Two episodes of hypopnea of 14.68 and 18.76 seconds in duration respectively followed the period of apnea. Hypopnea is characterized by a drop in the amplitude of the wave of the breathing curve. The amplitude of thoracic efforts increased compared to the effort during apnea, but without being a normal amplitude. Snoring occurred right after the episode of apnea (little yellow rectangle on the first line of the outline).

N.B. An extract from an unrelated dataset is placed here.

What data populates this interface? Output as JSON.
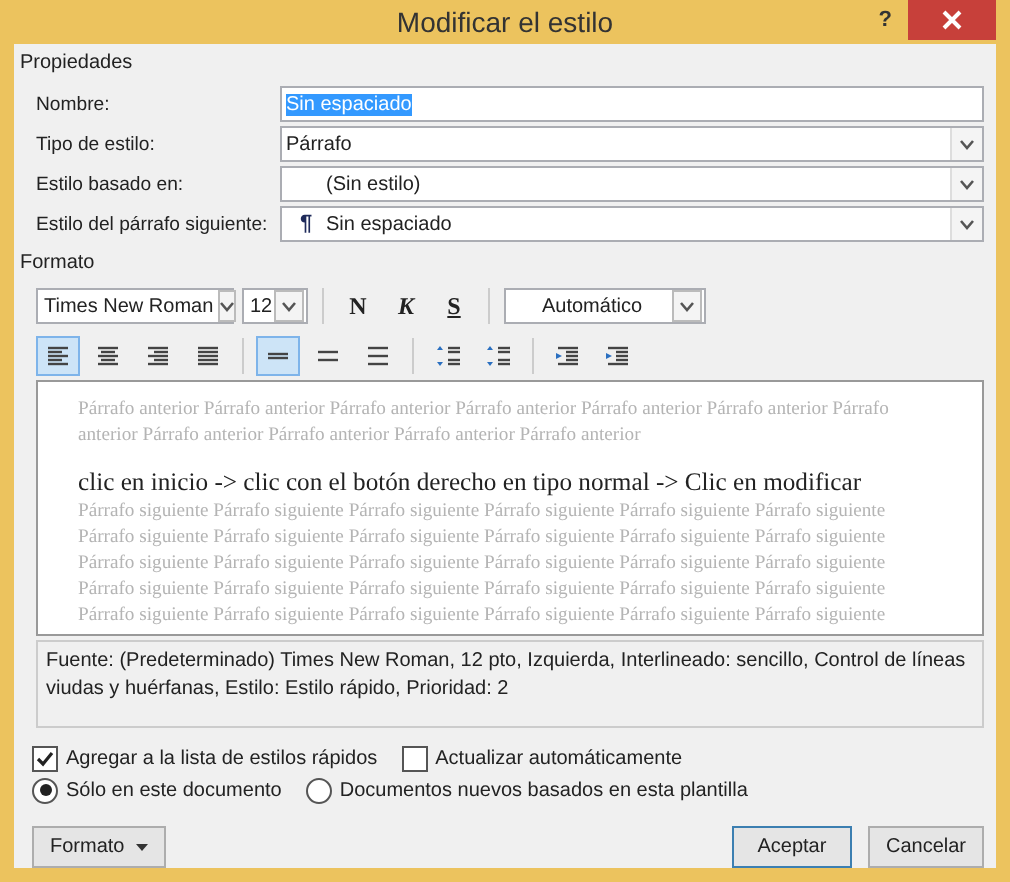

This outline shows 2 episodes of central apnea of 18 and 12 seconds respectively. Notice that there is no thoracic effort on the green and blue curves. It is as if the brain no longer told the thorax that it must move to breathe.
This graph shows important snoring followed by a respiratory pause of central apnea of 21.9 seconds followed by another snore. The oxygen rate lowered by 3% (desaturation) during 18.67 seconds.
This portion of the graph shows an episode of increased upper airway resistance of 19.72 seconds in duration.